Why Medical Parole is a Win for Everyone

FAMM Foundation
FAMM
Published in
3 min readMay 9, 2024

By Eden Kinlock

While the passage of time may seem uniform for people like you and me, the experience of aging is anything but equal for incarcerated individuals. Behind the concrete walls and steel bars of America’s prisons, social isolation, sedentary lifestyles, and limited access to healthcare all contribute to accelerated aging and the rapid decline in health that accompanies it.

Keeping elderly and medically frail individuals in prison does not serve public safety or their personal rehabilitation. Incarcerated people are considered elderly from the age of 50.[1] Elderly individuals are the highest cost to incarcerate and the lowest risk to public safety.[2] Of the 33,000 people incarcerated in Michigan, nearly 9,000 are aged 50 or older.[3]

I recently had the opportunity to meet with lawmakers in Lansing, Michigan, to discuss medical parole programs.
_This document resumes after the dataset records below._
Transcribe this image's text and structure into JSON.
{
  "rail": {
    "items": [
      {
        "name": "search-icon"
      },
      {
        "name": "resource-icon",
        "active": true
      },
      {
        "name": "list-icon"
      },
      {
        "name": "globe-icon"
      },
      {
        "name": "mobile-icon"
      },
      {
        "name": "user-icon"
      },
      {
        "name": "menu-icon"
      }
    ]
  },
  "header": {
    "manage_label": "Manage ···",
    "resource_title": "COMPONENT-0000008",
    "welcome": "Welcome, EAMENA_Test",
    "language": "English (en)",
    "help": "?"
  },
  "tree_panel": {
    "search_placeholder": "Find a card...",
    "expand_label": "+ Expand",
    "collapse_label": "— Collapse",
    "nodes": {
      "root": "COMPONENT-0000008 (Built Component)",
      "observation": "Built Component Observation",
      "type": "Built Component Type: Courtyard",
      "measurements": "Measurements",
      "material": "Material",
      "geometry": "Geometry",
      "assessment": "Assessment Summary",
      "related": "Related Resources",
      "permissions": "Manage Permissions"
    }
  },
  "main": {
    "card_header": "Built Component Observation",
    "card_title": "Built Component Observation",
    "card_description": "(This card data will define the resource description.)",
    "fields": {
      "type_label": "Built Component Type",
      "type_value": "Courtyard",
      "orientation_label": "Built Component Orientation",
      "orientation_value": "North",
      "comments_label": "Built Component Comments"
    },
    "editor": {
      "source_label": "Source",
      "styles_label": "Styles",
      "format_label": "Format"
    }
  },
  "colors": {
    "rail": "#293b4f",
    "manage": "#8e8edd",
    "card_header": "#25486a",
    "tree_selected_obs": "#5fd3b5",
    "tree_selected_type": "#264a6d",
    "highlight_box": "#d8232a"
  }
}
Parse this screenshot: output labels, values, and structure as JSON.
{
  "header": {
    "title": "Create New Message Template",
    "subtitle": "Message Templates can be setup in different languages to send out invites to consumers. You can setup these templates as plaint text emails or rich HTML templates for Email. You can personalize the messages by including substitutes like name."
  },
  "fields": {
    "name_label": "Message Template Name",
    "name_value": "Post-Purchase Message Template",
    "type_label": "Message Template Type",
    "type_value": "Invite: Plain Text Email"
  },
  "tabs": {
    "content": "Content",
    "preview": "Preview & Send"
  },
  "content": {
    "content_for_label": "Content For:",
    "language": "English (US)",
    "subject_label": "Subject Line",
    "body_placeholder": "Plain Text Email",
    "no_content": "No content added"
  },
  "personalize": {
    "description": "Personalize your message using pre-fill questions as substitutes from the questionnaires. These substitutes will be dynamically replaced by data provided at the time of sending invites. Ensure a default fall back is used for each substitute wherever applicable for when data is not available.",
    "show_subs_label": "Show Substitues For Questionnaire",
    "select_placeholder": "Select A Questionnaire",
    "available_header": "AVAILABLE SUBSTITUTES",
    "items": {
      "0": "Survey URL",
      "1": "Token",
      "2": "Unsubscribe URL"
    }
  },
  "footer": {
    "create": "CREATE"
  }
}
These provide an opportunity for release when continued incarceration no longer serves the purposes of punishment, and when the prison system cannot adequately manage chronic age-related medical needs.

Medically frail parole is a clinically driven solution to an evidence-based problem. In fact, it passed the Michigan legislature with bipartisan support back in 2019. However, due to unforeseen issues with the bill’s implementation, only one person has been granted parole in the past five years. FAMM is working with our state partners to pass small but sorely needed reforms to remedy these efficacy issues.

Senate Bill 599 (SB 599) would improve Michigan’s medically frail program by letting elderly people qualify for release to their homes and families. Currently, the law only allows release to a medical facility when someone is beyond the capacity of the Department of Corrections. This is a poor policy, because often the appropriate placement when someone is past medical treatment is with their families, not a medical center. Additionally, some nursing and rehabilitation placements will not take people directly from prison. Compassionate release laws should allow people to go home if home is a safe place where their loved ones can care for them.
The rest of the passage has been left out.